Global Sperm Count Shows Steady Decline

By HospiMedica International staff writers
Posted on 18 Dec 2012
A new study claims that the steady decline in French male sperm count and quality between 1989 and 2005 supports evidence that this is a global phenomenon.

Researchers at the Institut de Veille Sanitaire (Saint Maurice, France) used semen analysis data from 26,609 men attending 126 centers registered in the French assisted reproduction technology (ART) database Fivnat. Although the semen data came from ART centers, the men themselves were not having treatment, but their female partners, mostly for blocked or missing Fallopian tubes. The temporal trends of semen quality were modeled using a generalized additive model that allowed for nonlinear relationships between variables, and were adjusted for season and age.

The researchers found that over the 17 years up to and including 2005, there was a significant and continuous 32.2% drop in semen concentration, at a steady rate of 1.9% a year. In men of average age 35 years, the average sperm count fell from 73.6 million per ml in 1989 to 49.9 million per ml in 2005. There was also a significant 33.4% drop in normally formed sperm over the same period. The researchers also found there was a slight increase in sperm motility, with the proportion of motile sperm rising from 49.5% in 1989 to 53.6% in 2005. The study was published early online on December 4, 2012, in Human Reproduction.

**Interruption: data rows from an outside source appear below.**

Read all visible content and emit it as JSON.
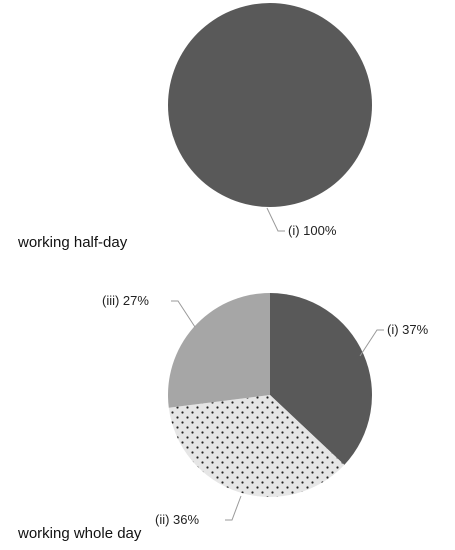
{
  "chart_data": [
    {
      "type": "pie",
      "title": "working half-day",
      "categories": [
        "(i)"
      ],
      "values": [
        100
      ],
      "value_labels": [
        "(i) 100%"
      ],
      "colors": [
        "#595959"
      ],
      "patterns": [
        "solid"
      ]
    },
    {
      "type": "pie",
      "title": "working whole day",
      "categories": [
        "(i)",
        "(ii)",
        "(iii)"
      ],
      "values": [
        37,
        36,
        27
      ],
      "value_labels": [
        "(i) 37%",
        "(ii) 36%",
        "(iii) 27%"
      ],
      "colors": [
        "#595959",
        "#e6e6e6",
        "#a6a6a6"
      ],
      "patterns": [
        "solid",
        "dots",
        "solid"
      ]
    }
  ]
}
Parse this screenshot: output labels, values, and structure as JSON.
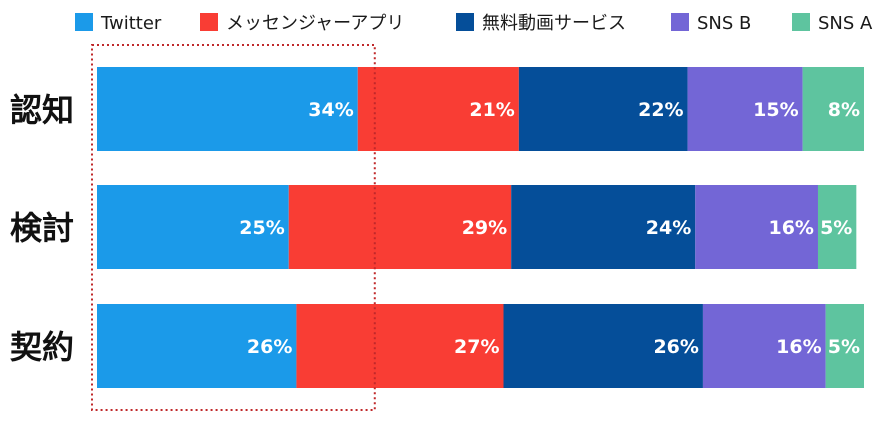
{
  "chart_data": {
    "type": "bar",
    "orientation": "horizontal",
    "stacked": true,
    "percent": true,
    "title": "",
    "xlabel": "",
    "ylabel": "",
    "xlim": [
      0,
      100
    ],
    "grid": false,
    "legend_position": "top",
    "categories": [
      "認知",
      "検討",
      "契約"
    ],
    "series": [
      {
        "name": "Twitter",
        "color": "#1b9ae9",
        "values": [
          34,
          25,
          26
        ],
        "labels": [
          "34%",
          "25%",
          "26%"
        ]
      },
      {
        "name": "メッセンジャーアプリ",
        "color": "#f93d34",
        "values": [
          21,
          29,
          27
        ],
        "labels": [
          "21%",
          "29%",
          "27%"
        ]
      },
      {
        "name": "無料動画サービス",
        "color": "#054e99",
        "values": [
          22,
          24,
          26
        ],
        "labels": [
          "22%",
          "24%",
          "26%"
        ]
      },
      {
        "name": "SNS B",
        "color": "#7366d6",
        "values": [
          15,
          16,
          16
        ],
        "labels": [
          "15%",
          "16%",
          "16%"
        ]
      },
      {
        "name": "SNS A",
        "color": "#5ec49f",
        "values": [
          8,
          5,
          5
        ],
        "labels": [
          "8%",
          "5%",
          "5%"
        ]
      }
    ],
    "annotation": {
      "type": "dotted-box",
      "around_series": "Twitter",
      "color": "#c0282a"
    }
  }
}
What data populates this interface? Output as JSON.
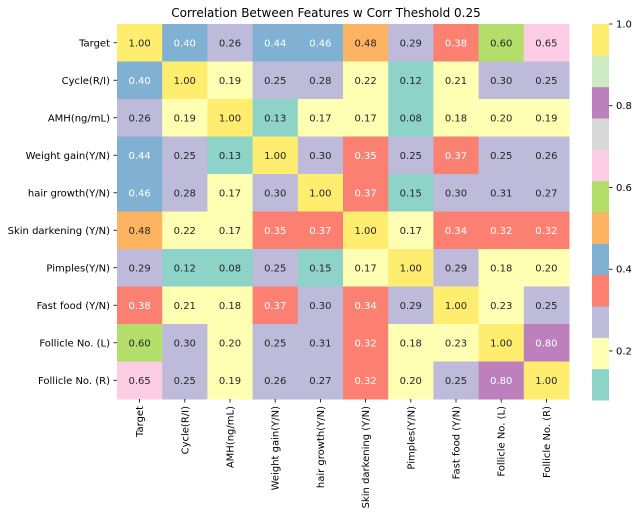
{
  "chart_data": {
    "type": "heatmap",
    "title": "Correlation Between Features w Corr Theshold 0.25",
    "rows": [
      "Target",
      "Cycle(R/I)",
      "AMH(ng/mL)",
      "Weight gain(Y/N)",
      "hair growth(Y/N)",
      "Skin darkening (Y/N)",
      "Pimples(Y/N)",
      "Fast food (Y/N)",
      "Follicle No. (L)",
      "Follicle No. (R)"
    ],
    "columns": [
      "Target",
      "Cycle(R/I)",
      "AMH(ng/mL)",
      "Weight gain(Y/N)",
      "hair growth(Y/N)",
      "Skin darkening (Y/N)",
      "Pimples(Y/N)",
      "Fast food (Y/N)",
      "Follicle No. (L)",
      "Follicle No. (R)"
    ],
    "values": [
      [
        1.0,
        0.4,
        0.26,
        0.44,
        0.46,
        0.48,
        0.29,
        0.38,
        0.6,
        0.65
      ],
      [
        0.4,
        1.0,
        0.19,
        0.25,
        0.28,
        0.22,
        0.12,
        0.21,
        0.3,
        0.25
      ],
      [
        0.26,
        0.19,
        1.0,
        0.13,
        0.17,
        0.17,
        0.08,
        0.18,
        0.2,
        0.19
      ],
      [
        0.44,
        0.25,
        0.13,
        1.0,
        0.3,
        0.35,
        0.25,
        0.37,
        0.25,
        0.26
      ],
      [
        0.46,
        0.28,
        0.17,
        0.3,
        1.0,
        0.37,
        0.15,
        0.3,
        0.31,
        0.27
      ],
      [
        0.48,
        0.22,
        0.17,
        0.35,
        0.37,
        1.0,
        0.17,
        0.34,
        0.32,
        0.32
      ],
      [
        0.29,
        0.12,
        0.08,
        0.25,
        0.15,
        0.17,
        1.0,
        0.29,
        0.18,
        0.2
      ],
      [
        0.38,
        0.21,
        0.18,
        0.37,
        0.3,
        0.34,
        0.29,
        1.0,
        0.23,
        0.25
      ],
      [
        0.6,
        0.3,
        0.2,
        0.25,
        0.31,
        0.32,
        0.18,
        0.23,
        1.0,
        0.8
      ],
      [
        0.65,
        0.25,
        0.19,
        0.26,
        0.27,
        0.32,
        0.2,
        0.25,
        0.8,
        1.0
      ]
    ],
    "value_format": "0.00",
    "colormap": {
      "name": "Set3",
      "vmin": 0.08,
      "vmax": 1.0,
      "colors": [
        "#8dd3c7",
        "#ffffb3",
        "#bebada",
        "#fb8072",
        "#80b1d3",
        "#fdb462",
        "#b3de69",
        "#fccde5",
        "#d9d9d9",
        "#bc80bd",
        "#ccebc5",
        "#ffed6f"
      ]
    },
    "colorbar_ticks": [
      "0.2",
      "0.4",
      "0.6",
      "0.8",
      "1.0"
    ],
    "colorbar_tick_values": [
      0.2,
      0.4,
      0.6,
      0.8,
      1.0
    ],
    "text_colors": {
      "dark_bg": "#ffffff",
      "light_bg": "#262626"
    }
  }
}
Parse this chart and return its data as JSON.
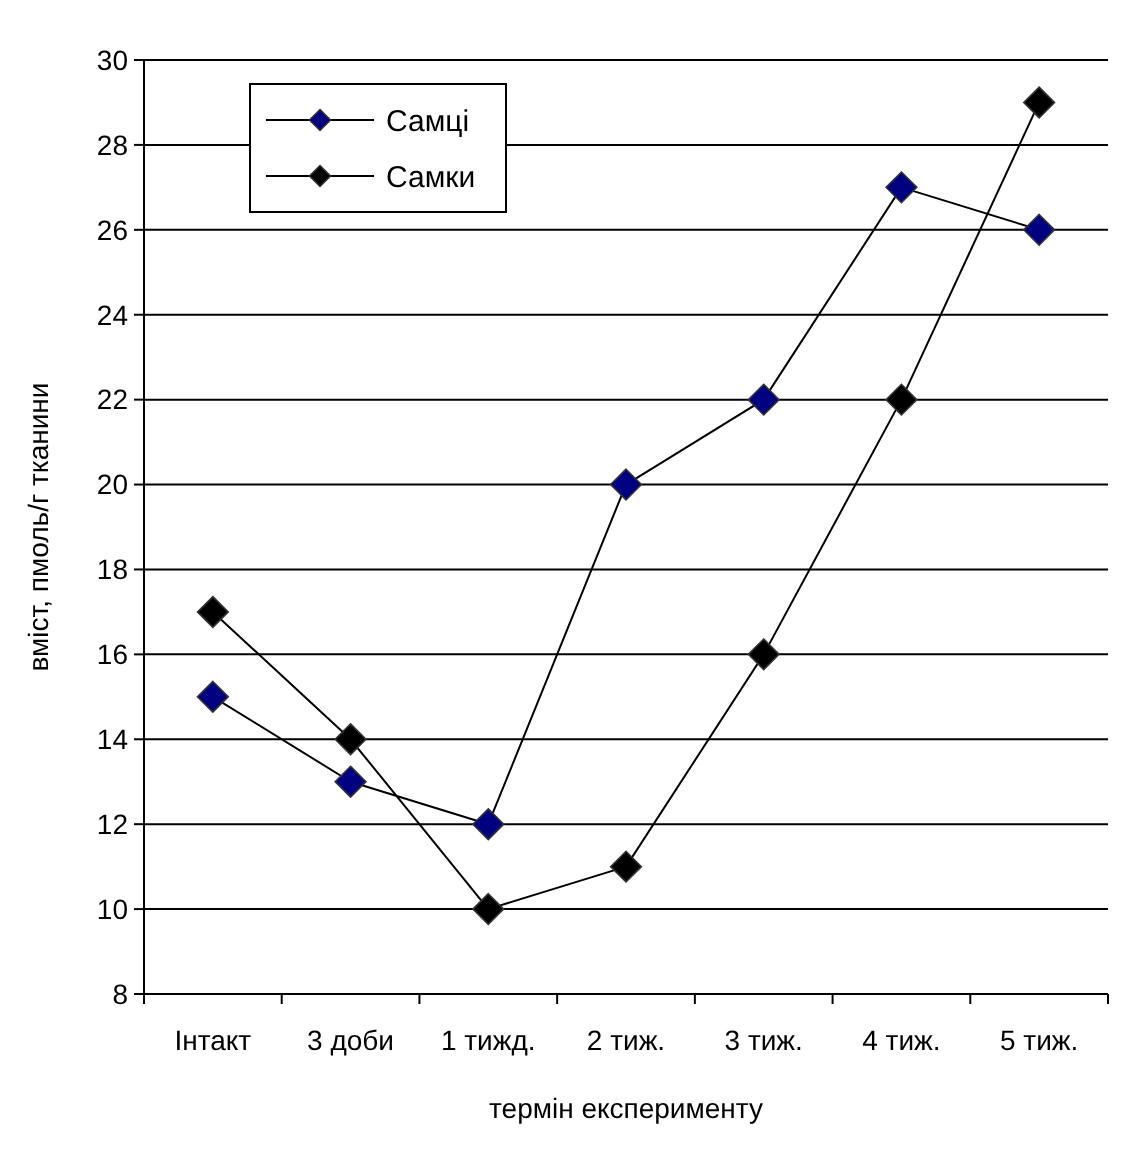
{
  "chart_data": {
    "type": "line",
    "xlabel": "термін експерименту",
    "ylabel": "вміст, пмоль/г тканини",
    "categories": [
      "Інтакт",
      "3 доби",
      "1 тижд.",
      "2 тиж.",
      "3 тиж.",
      "4 тиж.",
      "5 тиж."
    ],
    "series": [
      {
        "name": "Самці",
        "color": "#000080",
        "values": [
          15,
          13,
          12,
          20,
          22,
          27,
          26
        ]
      },
      {
        "name": "Самки",
        "color": "#000000",
        "values": [
          17,
          14,
          10,
          11,
          16,
          22,
          29
        ]
      }
    ],
    "ylim": [
      8,
      30
    ],
    "yticks": [
      8,
      10,
      12,
      14,
      16,
      18,
      20,
      22,
      24,
      26,
      28,
      30
    ],
    "grid": "y",
    "legend": "top left",
    "marker": "diamond",
    "line_style": "solid"
  }
}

“This is the most important study carried out in France and probably in the world considering that you have a sample that's close to the general population,” said study coauthor Joëlle Le Moal, PhD. “Although the 2005 sperm count level is still within the range the World Health Organization defines as fertile, it is just an average, and there were men in the study who fell beneath the WHO values.”

The results are consistent with a 20-year-old British Medical Journal review that found sperm counts dropped by half between 1938 and 1990 in developed countries. A global decrease in human sperm quality is still debated as geographical differences have been shown, and many criticisms have risen concerning studies with small and biased study populations or inappropriate statistical methodology. However, growing biological, toxicological, experimental, and human exposure data support a hypothesis that fetal exposure to endocrine disruptors could impair reproductive outcomes.